The Royal College of Midwives yesterday suggested that it could take legal action against a hospital trust and chief executive, after an unusual exit deal for a manager at the centre of a care scandal was revealed.
On Thursday it was revealed that the RCM had threatened to serve an injunction against the University Hospitals of Morecambe Bay NHS Foundation Trust to prevent it revealing the existence of an “irregular” payoff deal for an employee involved in a care scandal.
On Friday, the college issued a new statement suggesting it could take legal action against Morecambe Bay and implying that the trust had revealed details of an internal report into the payoff.
It said: “We cannot allow the trust to reveal details of a confidential agreement, entered into in good faith by both parties, with impunity. Nor can we stand by and allow employers to invade the privacy of their former employees.
“The RCM is carefully considering its options to pursue the trust and those involved in the decision to disclose this confidential information,” it added.
“We cannot allow the trust to reveal details of a confidential agreement”
However, the statement does not address concerns about patient safety and the public interest in revealing the deal, which prevented an investigation into alleged poor behaviour by maternity risk manager Jeanette Parkinson.
The payoff was given to a midwife at the trust who was central to the maternity care scandal there, which led to the avoidable deaths of 11 babies and one mother.
Ms Parkinson, who was also an RCM official, was heavily criticised by the Kirkup inquiry into care failings in the trust last year and is facing an investigation by the Nursing and Midwifery Council.
In 2012 Ms Parkinson received 14 months redundancy pay when she was only entitled to one, as well as being paid for 470 hours of additional work, which the trust accepted her claim for without challenge.
“This threatening statement… is immoral and wrong”
The latest RCM statement said: “Up to now University Hospitals of Morecambe Bay NHS Foundation Trust has been transparent and we have welcomed their admission of past failings.
“Sadly, despite the law and government rightly placing great importance on privacy, the trust has inexplicably disregarded this for our member,” it said. “The Data Protection Act and other legislation are there for a reason, reflecting fundamental tenets of common law built up over centuries.
“Allowing the trust to disregard our member’s personal privacy is in breach of all established employment law principles. If left unchallenged it has the potential to end the right of privacy for everyone,” said the college.
“This could mean any confidentiality or privacy clause in any agreement an individual signs with an employer or anyone else would have no weight at all,” it said.

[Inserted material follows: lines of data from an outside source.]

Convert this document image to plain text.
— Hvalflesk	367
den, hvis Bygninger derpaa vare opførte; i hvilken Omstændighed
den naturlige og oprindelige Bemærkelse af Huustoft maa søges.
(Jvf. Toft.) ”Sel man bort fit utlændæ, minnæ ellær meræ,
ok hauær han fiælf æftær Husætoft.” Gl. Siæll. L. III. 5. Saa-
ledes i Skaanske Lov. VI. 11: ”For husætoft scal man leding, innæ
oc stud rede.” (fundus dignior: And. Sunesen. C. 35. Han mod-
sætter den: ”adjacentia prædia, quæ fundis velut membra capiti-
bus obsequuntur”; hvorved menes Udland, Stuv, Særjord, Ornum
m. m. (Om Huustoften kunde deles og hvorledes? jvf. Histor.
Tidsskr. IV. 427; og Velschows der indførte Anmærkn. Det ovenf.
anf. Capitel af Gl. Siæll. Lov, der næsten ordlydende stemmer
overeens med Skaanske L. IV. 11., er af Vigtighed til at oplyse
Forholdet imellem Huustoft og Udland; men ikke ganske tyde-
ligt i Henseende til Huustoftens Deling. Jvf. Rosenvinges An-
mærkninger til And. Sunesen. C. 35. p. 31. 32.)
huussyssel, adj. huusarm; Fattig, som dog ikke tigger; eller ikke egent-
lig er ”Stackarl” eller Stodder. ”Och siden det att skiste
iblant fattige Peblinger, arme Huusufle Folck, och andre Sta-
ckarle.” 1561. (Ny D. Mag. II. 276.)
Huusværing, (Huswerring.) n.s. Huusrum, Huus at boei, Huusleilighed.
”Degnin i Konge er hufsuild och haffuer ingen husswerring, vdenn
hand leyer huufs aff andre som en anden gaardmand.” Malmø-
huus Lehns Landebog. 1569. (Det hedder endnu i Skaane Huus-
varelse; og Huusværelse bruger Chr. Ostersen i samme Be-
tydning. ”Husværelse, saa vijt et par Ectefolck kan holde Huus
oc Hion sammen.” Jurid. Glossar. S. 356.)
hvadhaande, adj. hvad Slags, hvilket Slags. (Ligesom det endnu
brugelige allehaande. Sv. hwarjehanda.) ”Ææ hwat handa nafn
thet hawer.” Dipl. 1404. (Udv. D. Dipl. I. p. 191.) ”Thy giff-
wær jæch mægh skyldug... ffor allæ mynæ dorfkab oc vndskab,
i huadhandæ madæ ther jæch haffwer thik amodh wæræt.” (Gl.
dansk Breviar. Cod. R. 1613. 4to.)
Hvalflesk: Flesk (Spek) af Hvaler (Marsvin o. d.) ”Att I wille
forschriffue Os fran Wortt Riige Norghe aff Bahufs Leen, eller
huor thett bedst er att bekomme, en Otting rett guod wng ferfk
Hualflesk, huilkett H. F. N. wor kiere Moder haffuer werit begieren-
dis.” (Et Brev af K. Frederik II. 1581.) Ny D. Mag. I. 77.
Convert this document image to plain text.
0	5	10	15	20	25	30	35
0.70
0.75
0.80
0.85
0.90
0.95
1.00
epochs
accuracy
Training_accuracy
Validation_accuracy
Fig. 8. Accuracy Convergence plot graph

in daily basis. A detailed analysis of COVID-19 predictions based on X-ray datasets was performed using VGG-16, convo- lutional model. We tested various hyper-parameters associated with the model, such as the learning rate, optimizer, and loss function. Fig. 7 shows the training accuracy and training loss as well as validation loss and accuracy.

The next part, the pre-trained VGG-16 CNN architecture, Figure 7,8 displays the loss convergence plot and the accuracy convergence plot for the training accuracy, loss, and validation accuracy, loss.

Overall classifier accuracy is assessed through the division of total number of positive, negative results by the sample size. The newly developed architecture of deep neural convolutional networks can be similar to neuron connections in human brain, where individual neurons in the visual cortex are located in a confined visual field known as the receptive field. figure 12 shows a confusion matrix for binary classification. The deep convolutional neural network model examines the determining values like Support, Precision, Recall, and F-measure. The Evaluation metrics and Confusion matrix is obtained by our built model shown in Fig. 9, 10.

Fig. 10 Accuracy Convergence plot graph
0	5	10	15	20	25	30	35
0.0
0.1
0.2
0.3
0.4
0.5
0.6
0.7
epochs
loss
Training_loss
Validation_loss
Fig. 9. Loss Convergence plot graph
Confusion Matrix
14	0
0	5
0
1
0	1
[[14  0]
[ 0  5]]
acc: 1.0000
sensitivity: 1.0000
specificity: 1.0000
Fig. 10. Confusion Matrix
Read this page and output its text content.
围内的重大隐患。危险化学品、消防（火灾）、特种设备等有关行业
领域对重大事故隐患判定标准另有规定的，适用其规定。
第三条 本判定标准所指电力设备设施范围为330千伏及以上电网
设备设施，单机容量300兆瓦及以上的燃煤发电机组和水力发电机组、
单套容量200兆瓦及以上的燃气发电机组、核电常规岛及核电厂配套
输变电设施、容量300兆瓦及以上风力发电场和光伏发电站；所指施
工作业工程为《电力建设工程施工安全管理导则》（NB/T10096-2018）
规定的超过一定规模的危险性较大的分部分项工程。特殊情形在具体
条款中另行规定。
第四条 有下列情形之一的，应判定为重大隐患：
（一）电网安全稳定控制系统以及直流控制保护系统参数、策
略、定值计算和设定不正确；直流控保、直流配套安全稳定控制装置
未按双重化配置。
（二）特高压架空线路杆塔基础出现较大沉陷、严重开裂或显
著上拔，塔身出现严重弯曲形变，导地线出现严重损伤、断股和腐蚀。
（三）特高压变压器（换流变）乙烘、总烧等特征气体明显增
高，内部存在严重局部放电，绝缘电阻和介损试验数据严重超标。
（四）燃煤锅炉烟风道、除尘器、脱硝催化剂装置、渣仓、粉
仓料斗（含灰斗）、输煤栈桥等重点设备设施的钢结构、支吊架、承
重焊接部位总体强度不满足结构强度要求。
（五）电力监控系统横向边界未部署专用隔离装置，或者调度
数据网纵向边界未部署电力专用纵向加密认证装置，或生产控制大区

Last week the RCM threatened Morecambe Bay chief executive Jackie Daniel with an injunction.
Following the latest development, James Titcombe, whose son Joshua died after failings at the trust in 2008, said: “The deal that was facilitated in the first instance was immoral and wrong – the RCM’s attempt to keep it secret was immoral and wrong and now this threatening statement, which implies the RCM is going to take action against a chief executive who has clearly done the right and honourable thing, is immoral and wrong.”
Sir David Henshaw, who joined Morecambe Bay as chair in February 2012, shortly before the payoff deal was approved, has said he did not know about the deal’s existence.
St George’s University Hospital NHS Foundation Trust, where Sir David is now chair, said: “Sir David was unaware of the payment in question, so is not in a position to comment on how or why this might have occurred.”